Observation data (J2000 epoch)
- Constellation: Andromeda
- Right ascension: 01^{h} 23^{m} 59.8^{s}
- Declination: +33° 23′ 59.8″
- Redshift: 0.016175 ± 0.000107
- Heliocentric radial velocity: (4810 ± 32) km/s
- Distance: 217 Mly
- Apparent magnitude (V): 13.3
- Apparent magnitude (B): 14.1

Characteristics
- Type: Sab
- Apparent size (V): 1.6' × 0.4'

Other designations
- PGC 5132, UGC 944, GC 296, MGC +06-04-013, 2MASS J01235976+3354281, IRAS F01211+3338

= NGC 512 =

Spiral galaxy in the constellation Andromeda

NGC 512, also occasionally referred to as PGC 5132 or UGC 944, is a spiral galaxy in the constellation Andromeda. It is located approximately 217 million light-years from the Solar System and was discovered on 17 November 1827 by astronomer John Herschel.

== Observation history ==
Herschel's discovery is based on a single observation. He described the object as "very faint, very small". The position is just 23" from UGC 944, thus the two objects are generally regarded as equivalent.
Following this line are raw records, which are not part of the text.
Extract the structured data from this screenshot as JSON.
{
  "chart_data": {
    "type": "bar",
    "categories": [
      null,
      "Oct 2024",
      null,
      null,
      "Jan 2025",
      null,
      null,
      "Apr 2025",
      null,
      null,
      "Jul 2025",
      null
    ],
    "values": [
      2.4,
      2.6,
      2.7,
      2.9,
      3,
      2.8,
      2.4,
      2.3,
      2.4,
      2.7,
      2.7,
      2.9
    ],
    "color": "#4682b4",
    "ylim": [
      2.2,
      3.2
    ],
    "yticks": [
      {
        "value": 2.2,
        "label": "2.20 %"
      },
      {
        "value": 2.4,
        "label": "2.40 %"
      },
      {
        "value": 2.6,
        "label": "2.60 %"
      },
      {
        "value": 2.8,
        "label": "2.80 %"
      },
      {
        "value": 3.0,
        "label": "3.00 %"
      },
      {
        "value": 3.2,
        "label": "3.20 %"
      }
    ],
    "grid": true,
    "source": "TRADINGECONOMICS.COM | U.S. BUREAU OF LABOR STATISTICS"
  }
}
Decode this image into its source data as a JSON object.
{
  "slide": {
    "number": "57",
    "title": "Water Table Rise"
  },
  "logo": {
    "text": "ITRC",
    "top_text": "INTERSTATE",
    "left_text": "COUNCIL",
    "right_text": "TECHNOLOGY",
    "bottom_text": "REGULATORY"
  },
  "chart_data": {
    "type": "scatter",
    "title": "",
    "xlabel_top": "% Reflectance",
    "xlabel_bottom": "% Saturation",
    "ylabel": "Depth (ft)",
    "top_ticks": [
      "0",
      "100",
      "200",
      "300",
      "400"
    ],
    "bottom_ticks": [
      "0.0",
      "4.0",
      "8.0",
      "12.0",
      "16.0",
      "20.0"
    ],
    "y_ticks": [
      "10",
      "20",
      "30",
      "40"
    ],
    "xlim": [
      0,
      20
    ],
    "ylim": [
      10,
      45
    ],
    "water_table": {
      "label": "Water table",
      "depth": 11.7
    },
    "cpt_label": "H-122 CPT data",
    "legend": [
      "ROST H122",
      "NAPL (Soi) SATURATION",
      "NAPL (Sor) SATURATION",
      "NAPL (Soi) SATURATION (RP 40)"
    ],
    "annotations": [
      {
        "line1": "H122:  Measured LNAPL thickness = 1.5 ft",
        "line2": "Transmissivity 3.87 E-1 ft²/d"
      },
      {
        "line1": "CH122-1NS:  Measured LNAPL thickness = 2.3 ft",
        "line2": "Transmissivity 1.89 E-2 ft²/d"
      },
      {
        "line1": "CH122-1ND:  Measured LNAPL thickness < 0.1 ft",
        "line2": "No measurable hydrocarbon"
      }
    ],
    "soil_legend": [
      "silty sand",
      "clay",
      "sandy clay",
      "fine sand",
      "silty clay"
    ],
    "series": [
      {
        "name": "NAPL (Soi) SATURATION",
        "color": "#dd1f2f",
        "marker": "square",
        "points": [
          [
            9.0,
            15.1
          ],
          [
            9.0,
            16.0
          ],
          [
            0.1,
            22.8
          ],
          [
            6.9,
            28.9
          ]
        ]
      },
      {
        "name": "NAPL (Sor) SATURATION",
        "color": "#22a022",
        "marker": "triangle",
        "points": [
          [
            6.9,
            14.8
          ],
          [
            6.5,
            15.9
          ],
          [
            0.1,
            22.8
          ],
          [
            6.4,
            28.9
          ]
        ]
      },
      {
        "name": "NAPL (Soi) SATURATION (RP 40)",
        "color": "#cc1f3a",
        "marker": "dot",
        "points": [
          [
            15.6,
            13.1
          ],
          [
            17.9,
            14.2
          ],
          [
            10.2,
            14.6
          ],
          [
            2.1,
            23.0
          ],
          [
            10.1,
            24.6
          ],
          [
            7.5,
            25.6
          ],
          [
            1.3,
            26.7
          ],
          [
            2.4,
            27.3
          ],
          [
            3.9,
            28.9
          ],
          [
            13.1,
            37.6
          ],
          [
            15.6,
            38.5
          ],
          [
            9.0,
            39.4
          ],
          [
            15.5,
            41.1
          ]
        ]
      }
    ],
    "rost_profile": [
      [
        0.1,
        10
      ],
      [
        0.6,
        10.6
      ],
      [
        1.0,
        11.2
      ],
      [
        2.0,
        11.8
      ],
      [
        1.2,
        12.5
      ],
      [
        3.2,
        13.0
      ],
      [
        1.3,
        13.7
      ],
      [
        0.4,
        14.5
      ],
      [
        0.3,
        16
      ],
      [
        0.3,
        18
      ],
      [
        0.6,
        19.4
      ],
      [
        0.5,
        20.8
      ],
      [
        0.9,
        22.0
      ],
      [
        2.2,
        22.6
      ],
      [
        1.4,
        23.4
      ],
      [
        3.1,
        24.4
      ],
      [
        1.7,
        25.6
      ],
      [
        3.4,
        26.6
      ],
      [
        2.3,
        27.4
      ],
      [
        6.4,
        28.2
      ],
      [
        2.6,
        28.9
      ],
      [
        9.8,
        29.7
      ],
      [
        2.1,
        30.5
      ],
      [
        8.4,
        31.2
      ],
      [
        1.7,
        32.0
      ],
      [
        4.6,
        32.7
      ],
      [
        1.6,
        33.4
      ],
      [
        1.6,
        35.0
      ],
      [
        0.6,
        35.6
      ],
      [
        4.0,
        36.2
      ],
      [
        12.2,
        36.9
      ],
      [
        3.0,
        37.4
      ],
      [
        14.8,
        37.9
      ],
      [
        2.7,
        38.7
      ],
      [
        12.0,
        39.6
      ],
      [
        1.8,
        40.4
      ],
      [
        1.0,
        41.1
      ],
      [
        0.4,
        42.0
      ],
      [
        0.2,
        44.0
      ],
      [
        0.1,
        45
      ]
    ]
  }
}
John Louis Emil Dreyer, creator of the New General Catalogue, added the object to the catalogue, adopting Herschel's description.

== Description ==
The galaxy has an apparent size of 1.6 × 0.4 arcmins and appears very elongated. It has a recessional velocity of approximately 4810 kilometers per second. The distance of NGC 512 from the Solar System can be estimated using Hubble's law, which puts the object at roughly 220 million light-years from the Sun.